Valgrind is my go-to for wrangling possible memory leaks. It is a beautiful piece of software, but is unfortunately (and necessarily) imperfect. I just ran a libtorch-based application through a relatively brief optimization of a CNN model, and it generated a fair number of loss records. Fortunately, all of them appear to be of the “possibly lost” variety (as opposed to “definitely lost”); I was using all of the available leak-check-heuristics available to valgrind. Many of these records reflect allocations embedded in pthread-related activities, which may just suggest that threads are not being thoroughly cleaned up on exit.

However, there are a number of records which, at least going by the traceback, don’t reflect an allocation related to thread creation. I just quote the largest of these here, and I’ve cut out a lot of intermediate traceback. (Apologies for the messy output.)

==4165== 1,441,792 bytes in 1 blocks are possibly lost in loss record 13,570 of 13,578

==4165== at 0x4C307EF: operator new(unsigned long) (vg_replace_malloc.c:344)

==4165== by 0x12BE8C16: void std::vector<mkldnn_primitive*, std::allocator<mkldnn_primitive*> >::_M_range_insert<__gnu_cxx::__normal_iterator<mkldnn_primitive* const*, std::vector<mkldnn_primitive*, std::allocator<mkldnn_primitive*> > > >(__gnu_cxx::__normal_iterator<mkldnn_primitive**, std::vector<mkldnn_primitive*, std::allocator<mkldnn_primitive*> > >, __gnu_cxx::__normal_iterator<mkldnn_primitive* const*, std::vector<mkldnn_primitive*, std::allocator<mkldnn_primitive*> > >, __gnu_cxx::* normal_iterator<mkldnn_primitive* const*, std::vector<mkldnn_primitive*, std::allocator<mkldnn_primitive*> > >, std::forward_iterator_tag) (in /usr/lib64/libtorch_cpu.so)*<std::tuple<at::Tensor, at::Tensor, at::Tensor> (

…

…

==4165== by 0x103E262C: c10::detail::wrap_kernel_functor_unboxed<c10::detail::WrapRuntimeKernelFunctor

*)(at::Tensor const&, at::Tensor const&, at::Tensor const&, c10::ArrayRef, c10::ArrayRef, c10::ArrayRef, long, std::array<bool, 3ul>), std::tuple<at::Tensor, at::Tensor, at::Tensor>, c10::guts::typelist::typelist<at::Tensor const&, at::Tensor const&, at::Tensor const&, c10::ArrayRef, c10::ArrayRef, c10::ArrayRef, long, std::array<bool, 3ul> > >, std::tuple<at::Tensor, at::Tensor, at::Tensor> (at::Tensor const&, at::Tensor const&, at::Tensor const&, c10::ArrayRef, c10::ArrayRef, c10::ArrayRef, long, std::array<bool, 3ul>)>::call(c10::OperatorKernel*, at::Tensor const&, at::Tensor const&, at::Tensor const&, c10::ArrayRef, c10::ArrayRef, c10::ArrayRef, long, std::array<bool, 3ul>) (in /usr/lib64/libtorch_cpu.so)

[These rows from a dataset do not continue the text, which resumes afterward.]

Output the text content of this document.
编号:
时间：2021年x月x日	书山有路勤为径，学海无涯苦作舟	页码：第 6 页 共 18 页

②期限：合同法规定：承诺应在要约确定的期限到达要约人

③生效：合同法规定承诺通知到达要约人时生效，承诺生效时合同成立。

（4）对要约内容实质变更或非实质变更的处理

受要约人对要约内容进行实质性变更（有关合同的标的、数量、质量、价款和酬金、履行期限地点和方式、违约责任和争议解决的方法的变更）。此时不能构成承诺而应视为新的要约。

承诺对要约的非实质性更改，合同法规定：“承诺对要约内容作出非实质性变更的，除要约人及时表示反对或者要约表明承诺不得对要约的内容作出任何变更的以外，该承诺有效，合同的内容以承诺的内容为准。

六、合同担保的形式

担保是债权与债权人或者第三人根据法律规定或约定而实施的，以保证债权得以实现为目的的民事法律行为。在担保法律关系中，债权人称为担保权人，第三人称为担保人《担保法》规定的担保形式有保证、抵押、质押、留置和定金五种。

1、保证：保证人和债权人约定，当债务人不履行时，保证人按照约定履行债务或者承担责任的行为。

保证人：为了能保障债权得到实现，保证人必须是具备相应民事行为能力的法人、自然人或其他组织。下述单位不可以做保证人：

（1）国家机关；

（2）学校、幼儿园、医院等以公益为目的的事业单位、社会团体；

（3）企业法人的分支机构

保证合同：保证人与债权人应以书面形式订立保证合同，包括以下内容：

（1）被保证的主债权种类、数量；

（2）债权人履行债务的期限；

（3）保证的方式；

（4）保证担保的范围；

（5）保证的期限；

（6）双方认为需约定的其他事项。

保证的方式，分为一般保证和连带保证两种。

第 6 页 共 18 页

==4165== by 0x11D0AE43: torch::autograd::VariableType::mkldnn_convolution_backward(at::Tensor const&, at::Tensor const&, at::Tensor const&, c10::ArrayRef, c10::ArrayRef, c10::ArrayRef, long, std::array<bool, 3ul>) (in /usr/lib64/libtorch_cpu.so)

Of course, “possibly lost” in valgrind may just mean that the allocation has been “hidden” in some way that the available heuristics can’t penetrate. (In my experience, this kind of hiding does not occur in shared_ptr or similar constructs.) Therefore, I wouldn’t expect any kind of detailed interpretation of this, but I was wondering if libtorch (v. 1.5, specifically) has been subjected to any kind of careful memory-leak vetting, whether by valgrind or some other checker.

Part of my interest is perhaps my just being a neurotic purist, but that has gotten me to where some quite complex applications, involving hundreds of millions of alloc/free pairs, result in no loss records of any kind (which automatically triggers a fist-pump on my part ).

Thanks,

Eric